Before focussing on fighting militants in Pakistan-occupied Kashmir, India must first better understand the churning within the Valley.
Four people were killed in Aripanthan village of Kashmir after residents took to the streets to protest what they said were aggressive tactics by members of the security forces during an overnight patrol designed to enforce a curfew. Credit:Reuters/Danish Ismail
Budgam: A carpenter, a barber, a farmer and a shopkeeper are like characters in a fable, except this one is dystopian.
The four young men belonged to the village of Aripanthan in the Budgam district of central Kashmir. Just an hour from Srinagar, the highway to Budgam cuts through acres of paddy fields and rows of wooden houses.
At 7 am, a few men and women are hurrying back home with bags filled with groceries, which they quickly bought in shops that briefly open in the coolness of the morning, before the air inevitably turns hot and violent.
The curfew – now on for 84 days – and the accumulated anger against it, are palpable in the emptied streets, in the spray of stones on the roadside, in the barricades – both makeshift and police installed – and in the pungent odour of teargas every few kilometres.
The road to Aripanthan narrows at a junction the residents call chowk, or check post, because of the Rashtriya Rifles army camp nearby.
Some people buy newspapers and groceries from a shop with a half-open door. A stone-and-cement paved pathway winds away from the chowk, flanked unevenly by houses and gardens on both sides. Inside the village, there is a pressing silence. A stream gurgles while someone loudly brushes their teeth. As this reporter enters a house, some heads pop out of the high windows and a few doors crack open. A child asks someone, “Hindustani?”
Picture of Javed Ahmed Naijad, the carpenter shot on August 16. Credit: Rohini Mohan
In the drawing room of Javed Ahmed Naijad’s home, Mushtaq-ul-Islam – a school teacher and family friend – briefly sketches the events that transpired on the dreadful morning that still hangs over this village. “It was August 16. Javed went to the shop. The CRPF came in three vehicles. They simply fired three-four tear gas shells. People responded. They [the CRPF] started firing. Javed was one of the four who were killed. That’s as dryly as I can put it.” A few relatives are present in the room and everyone is looking at their feet.
Fiza Banu, Javed’s 20-year-old sister, breaks the uncomfortable silence. “Javed bhai built this room, this whole house,” she says. “He makes – used to make – good wood carvings for traditional Kashmiri houses.” Javed had raised Fiza and their youngest sister after their mother died of illness and their father remarried.
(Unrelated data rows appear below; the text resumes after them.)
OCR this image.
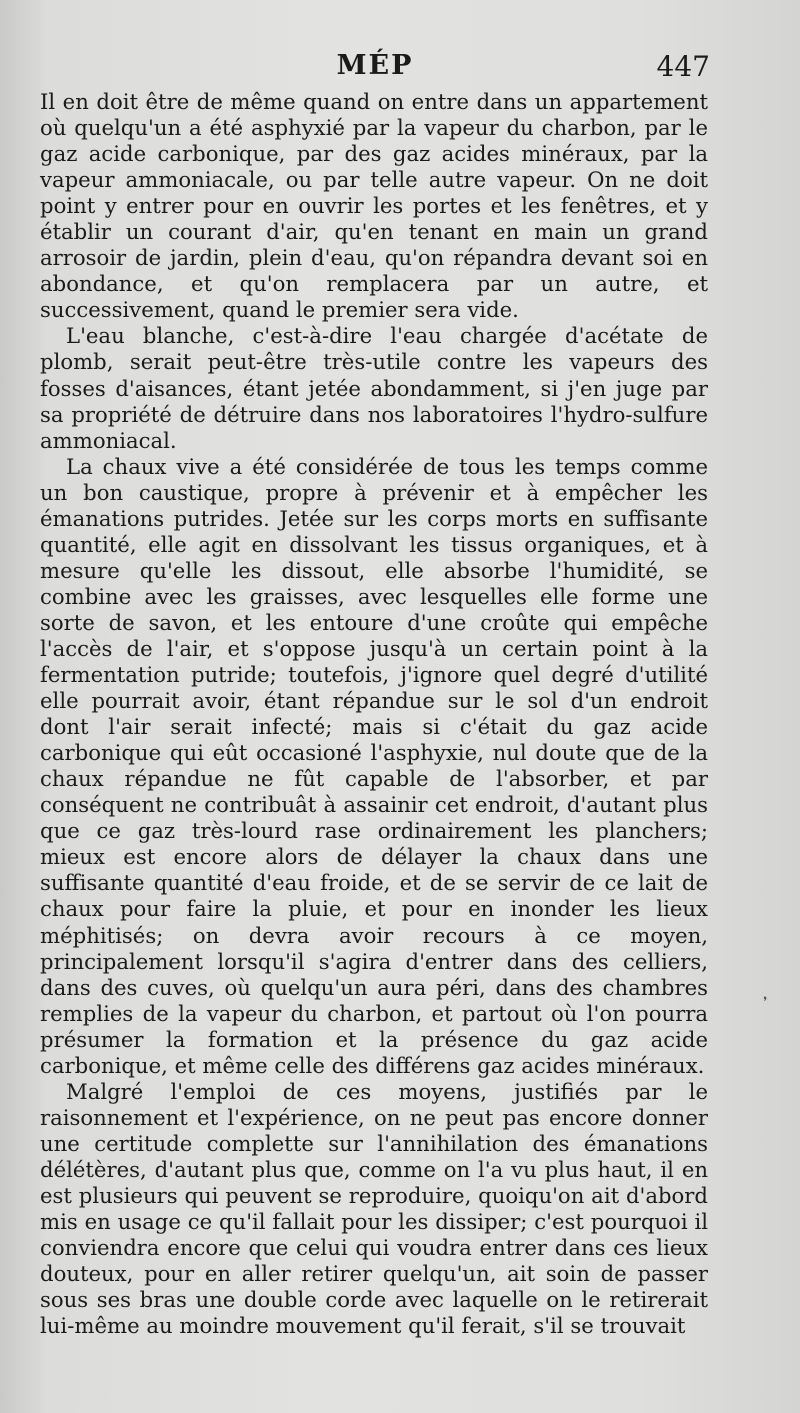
MÉP	447

Il en doit être de même quand on entre dans un appartement où quelqu'un a été asphyxié par la vapeur du charbon, par le gaz acide carbonique, par des gaz acides minéraux, par la vapeur ammoniacale, ou par telle autre vapeur. On ne doit point y entrer pour en ouvrir les portes et les fenêtres, et y établir un courant d'air, qu'en tenant en main un grand arrosoir de jardin, plein d'eau, qu'on répandra devant soi en abondance, et qu'on remplacera par un autre, et successivement, quand le premier sera vide.

L'eau blanche, c'est-à-dire l'eau chargée d'acétate de plomb, serait peut-être très-utile contre les vapeurs des fosses d'aisances, étant jetée abondamment, si j'en juge par sa propriété de détruire dans nos laboratoires l'hydro-sulfure ammoniacal.

La chaux vive a été considérée de tous les temps comme un bon caustique, propre à prévenir et à empêcher les émanations putrides. Jetée sur les corps morts en suffisante quantité, elle agit en dissolvant les tissus organiques, et à mesure qu'elle les dissout, elle absorbe l'humidité, se combine avec les graisses, avec lesquelles elle forme une sorte de savon, et les entoure d'une croûte qui empêche l'accès de l'air, et s'oppose jusqu'à un certain point à la fermentation putride; toutefois, j'ignore quel degré d'utilité elle pourrait avoir, étant répandue sur le sol d'un endroit dont l'air serait infecté; mais si c'était du gaz acide carbonique qui eût occasioné l'asphyxie, nul doute que de la chaux répandue ne fût capable de l'absorber, et par conséquent ne contribuât à assainir cet endroit, d'autant plus que ce gaz très-lourd rase ordinairement les planchers; mieux est encore alors de délayer la chaux dans une suffisante quantité d'eau froide, et de se servir de ce lait de chaux pour faire la pluie, et pour en inonder les lieux méphitisés; on devra avoir recours à ce moyen, principalement lorsqu'il s'agira d'entrer dans des celliers, dans des cuves, où quelqu'un aura péri, dans des chambres remplies de la vapeur du charbon, et partout où l'on pourra présumer la formation et la présence du gaz acide carbonique, et même celle des différens gaz acides minéraux.

Malgré l'emploi de ces moyens, justifiés par le raisonnement et l'expérience, on ne peut pas encore donner une certitude complette sur l'annihilation des émanations délétères, d'autant plus que, comme on l'a vu plus haut, il en est plusieurs qui peuvent se reproduire, quoiqu'on ait d'abord mis en usage ce qu'il fallait pour les dissiper; c'est pourquoi il conviendra encore que celui qui voudra entrer dans ces lieux douteux, pour en aller retirer quelqu'un, ait soin de passer sous ses bras une double corde avec laquelle on le retirerait lui-même au moindre mouvement qu'il ferait, s'il se trouvait

᾿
He quit school in the sixth grade to work as a carpenter’s apprentice. “If you had met him, you wouldn’t think he was only 19. He was older than his years,” says Banu.
Early on August 16, Banu was in the kitchen making tea when Naijad left to bring a newspaper from the chowk. In a few minutes, she heard gun shots and rushed out. Several neighbours were also running to the chowk. Among them was her stepbrother Mushtaq.
A couple of CRPF vehicles were driving away while shooting in the air and many boys were on the ground. “I saw Javed bhai there, on the road, blood all over,” says Banu. Realising Javed was still alive, Mushtaq sat by him and lifted his head to his lap. “Yeh kya hua bhai (what has happened, brother)?” asked Naijad, before closing his eyes.
One of Banu’s relatives says the family has tried to contact Omar Abdullah, the former chief minister and MLA of Beerwah in Budgam. They have also filed a complaint in the nearby Magam police station.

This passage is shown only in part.